= Copenhagen–Tartu school =

Network of biosemioticians associated with Copenhagen and Tartu University

Copenhagen–Tartu school of biosemiotics is a loose network of scholars working within the discipline of biosemiotics at the University of Tartu and the University of Copenhagen.

==History==
The school has been instrumental in developing biosemiotics as a new perspective on the study of life, in the biological and environmental sciences. Notable semioticians working in the Copenhagen–Tartu school are: Kalevi Kull, Jesper Hoffmeyer, Claus Emmeche, Frederik Stjernfelt, Søren Brier, Peeter Torop, Timo Maran, Mihhail Lotman.

Occasionally also the name 'Tartu–Bloomington–Copenhagen school' has been used, as having succeeded the earlier Tartu–Moscow school.

The biosemiotic co-work between the Tartu and Copenhagen groups was established in early 1990s. In 2001, Tartu and Copenhagen scholars inaugurated the annual international conferences for biosemiotic research known as the Gatherings in Biosemiotics, later organised by the International Society for Biosemiotic Studies.
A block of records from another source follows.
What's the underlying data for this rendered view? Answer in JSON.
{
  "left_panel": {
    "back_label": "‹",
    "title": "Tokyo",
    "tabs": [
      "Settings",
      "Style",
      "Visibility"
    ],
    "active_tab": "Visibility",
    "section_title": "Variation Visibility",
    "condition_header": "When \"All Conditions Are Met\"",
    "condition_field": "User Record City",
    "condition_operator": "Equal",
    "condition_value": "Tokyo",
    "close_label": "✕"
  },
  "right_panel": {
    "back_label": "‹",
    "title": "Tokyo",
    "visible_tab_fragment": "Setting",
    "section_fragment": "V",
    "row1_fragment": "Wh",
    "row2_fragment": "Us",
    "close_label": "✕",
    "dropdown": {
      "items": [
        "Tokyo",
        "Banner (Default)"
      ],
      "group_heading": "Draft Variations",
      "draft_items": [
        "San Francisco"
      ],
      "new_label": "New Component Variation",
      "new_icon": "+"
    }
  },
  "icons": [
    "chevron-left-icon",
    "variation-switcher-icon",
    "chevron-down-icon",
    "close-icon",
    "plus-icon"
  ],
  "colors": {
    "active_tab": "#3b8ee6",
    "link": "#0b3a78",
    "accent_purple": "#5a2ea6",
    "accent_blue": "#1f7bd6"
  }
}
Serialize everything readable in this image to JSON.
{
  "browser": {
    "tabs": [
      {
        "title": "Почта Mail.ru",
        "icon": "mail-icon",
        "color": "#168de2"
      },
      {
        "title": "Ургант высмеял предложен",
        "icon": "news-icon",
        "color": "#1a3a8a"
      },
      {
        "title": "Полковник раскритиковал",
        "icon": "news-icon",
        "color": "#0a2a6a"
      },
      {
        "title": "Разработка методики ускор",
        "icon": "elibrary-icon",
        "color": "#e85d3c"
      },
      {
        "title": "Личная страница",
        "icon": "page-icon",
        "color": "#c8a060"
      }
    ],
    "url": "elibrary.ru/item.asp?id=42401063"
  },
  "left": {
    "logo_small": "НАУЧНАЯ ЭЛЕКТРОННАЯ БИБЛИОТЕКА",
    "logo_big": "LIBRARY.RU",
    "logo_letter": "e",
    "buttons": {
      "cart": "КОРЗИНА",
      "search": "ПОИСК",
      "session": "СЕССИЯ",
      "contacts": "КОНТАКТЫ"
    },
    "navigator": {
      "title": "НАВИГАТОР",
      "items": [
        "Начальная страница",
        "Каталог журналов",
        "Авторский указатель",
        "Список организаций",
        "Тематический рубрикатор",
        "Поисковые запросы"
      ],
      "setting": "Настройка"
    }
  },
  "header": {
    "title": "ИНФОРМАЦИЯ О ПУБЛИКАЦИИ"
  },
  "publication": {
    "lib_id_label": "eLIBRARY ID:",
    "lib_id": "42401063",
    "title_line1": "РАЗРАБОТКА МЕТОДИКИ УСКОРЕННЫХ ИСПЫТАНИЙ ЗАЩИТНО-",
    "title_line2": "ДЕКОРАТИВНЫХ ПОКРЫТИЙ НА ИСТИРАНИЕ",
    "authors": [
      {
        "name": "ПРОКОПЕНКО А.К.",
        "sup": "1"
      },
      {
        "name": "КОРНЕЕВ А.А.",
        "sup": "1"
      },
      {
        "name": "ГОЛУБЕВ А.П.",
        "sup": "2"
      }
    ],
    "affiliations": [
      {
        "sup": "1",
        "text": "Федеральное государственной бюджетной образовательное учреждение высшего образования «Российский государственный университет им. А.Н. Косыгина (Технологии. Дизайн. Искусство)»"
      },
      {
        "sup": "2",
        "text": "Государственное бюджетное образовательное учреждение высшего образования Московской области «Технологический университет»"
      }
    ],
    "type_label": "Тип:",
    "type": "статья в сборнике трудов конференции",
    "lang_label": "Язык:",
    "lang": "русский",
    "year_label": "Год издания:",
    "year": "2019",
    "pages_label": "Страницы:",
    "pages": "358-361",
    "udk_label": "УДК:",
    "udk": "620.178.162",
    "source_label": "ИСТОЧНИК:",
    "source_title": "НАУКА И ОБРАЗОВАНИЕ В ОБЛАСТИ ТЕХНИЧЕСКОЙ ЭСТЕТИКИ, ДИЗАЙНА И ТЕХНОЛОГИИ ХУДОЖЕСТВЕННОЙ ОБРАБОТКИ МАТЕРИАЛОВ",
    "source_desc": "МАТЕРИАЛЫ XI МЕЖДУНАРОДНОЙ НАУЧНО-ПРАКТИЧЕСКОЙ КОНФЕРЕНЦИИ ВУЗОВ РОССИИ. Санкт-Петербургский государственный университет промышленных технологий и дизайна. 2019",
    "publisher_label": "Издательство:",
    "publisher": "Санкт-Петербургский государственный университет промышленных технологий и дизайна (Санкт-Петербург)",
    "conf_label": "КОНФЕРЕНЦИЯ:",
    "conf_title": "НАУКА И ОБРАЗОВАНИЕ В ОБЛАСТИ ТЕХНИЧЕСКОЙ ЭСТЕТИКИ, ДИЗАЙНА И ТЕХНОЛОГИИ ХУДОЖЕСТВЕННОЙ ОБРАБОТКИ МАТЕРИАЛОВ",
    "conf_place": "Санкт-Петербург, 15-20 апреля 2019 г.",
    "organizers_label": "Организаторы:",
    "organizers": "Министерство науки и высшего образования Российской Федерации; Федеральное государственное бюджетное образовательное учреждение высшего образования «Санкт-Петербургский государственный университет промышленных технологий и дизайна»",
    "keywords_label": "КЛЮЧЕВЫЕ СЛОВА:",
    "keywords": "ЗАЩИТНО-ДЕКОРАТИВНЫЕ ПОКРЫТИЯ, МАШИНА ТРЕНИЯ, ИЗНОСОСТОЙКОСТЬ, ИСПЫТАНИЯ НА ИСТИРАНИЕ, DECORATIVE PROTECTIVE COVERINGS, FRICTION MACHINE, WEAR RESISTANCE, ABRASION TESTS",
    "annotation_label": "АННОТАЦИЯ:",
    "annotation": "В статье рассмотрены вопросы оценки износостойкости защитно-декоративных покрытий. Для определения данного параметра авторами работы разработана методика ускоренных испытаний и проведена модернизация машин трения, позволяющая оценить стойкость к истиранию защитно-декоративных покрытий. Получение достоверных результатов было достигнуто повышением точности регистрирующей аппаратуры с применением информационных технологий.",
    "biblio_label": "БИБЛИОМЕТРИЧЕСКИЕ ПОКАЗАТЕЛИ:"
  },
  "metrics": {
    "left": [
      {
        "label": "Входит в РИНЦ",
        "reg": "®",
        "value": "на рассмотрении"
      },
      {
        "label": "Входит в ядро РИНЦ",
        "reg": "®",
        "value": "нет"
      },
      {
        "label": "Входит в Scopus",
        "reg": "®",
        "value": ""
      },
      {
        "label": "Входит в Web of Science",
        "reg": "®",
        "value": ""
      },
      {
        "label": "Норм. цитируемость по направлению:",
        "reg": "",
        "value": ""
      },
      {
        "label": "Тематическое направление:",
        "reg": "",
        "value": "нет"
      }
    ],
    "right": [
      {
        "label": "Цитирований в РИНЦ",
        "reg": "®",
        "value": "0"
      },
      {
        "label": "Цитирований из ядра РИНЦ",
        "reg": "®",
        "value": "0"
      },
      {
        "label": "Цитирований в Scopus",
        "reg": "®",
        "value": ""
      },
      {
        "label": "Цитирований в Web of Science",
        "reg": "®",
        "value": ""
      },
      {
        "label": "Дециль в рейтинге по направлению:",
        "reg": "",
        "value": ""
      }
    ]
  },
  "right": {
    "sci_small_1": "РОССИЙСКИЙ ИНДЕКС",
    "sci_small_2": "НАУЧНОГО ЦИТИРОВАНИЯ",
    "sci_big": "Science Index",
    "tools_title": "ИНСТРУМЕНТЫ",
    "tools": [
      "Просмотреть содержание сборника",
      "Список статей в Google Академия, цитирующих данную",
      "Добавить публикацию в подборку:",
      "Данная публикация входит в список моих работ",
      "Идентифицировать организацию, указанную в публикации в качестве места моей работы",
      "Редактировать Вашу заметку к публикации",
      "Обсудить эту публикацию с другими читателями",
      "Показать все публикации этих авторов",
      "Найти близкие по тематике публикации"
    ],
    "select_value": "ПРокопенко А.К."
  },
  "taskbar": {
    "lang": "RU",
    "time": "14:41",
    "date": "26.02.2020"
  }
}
The School values the classical works of Jakob von Uexküll and Juri Lotman as well as those of Charles Sanders Peirce.

==Key texts==
- Emmeche, Claus; Kull, Kalevi (eds.) 2011. Towards a Semiotic Biology: Life is the Action of Signs. London: Imperial College Press.
- Hoffmeyer Jesper 2008. Biosemiotics: An Examination into the Signs of Life and the Life of Signs. Scranton, University of Scranton Press.
- Kull, Kalevi; Deacon, Terrence; Emmeche, Claus; Hoffmeyer, Jesper; Stjernfelt, Frederik 2009. Theses on biosemiotics: Prolegomena to a theoretical biology. Biological Theory: Integrating Development, Evolution, and Cognition 4(2): 167–173.
- Kull, Kalevi; Emmeche, Claus; Favareau, Donald 2008. Biosemiotic questions. Biosemiotics 1(1): 41–55.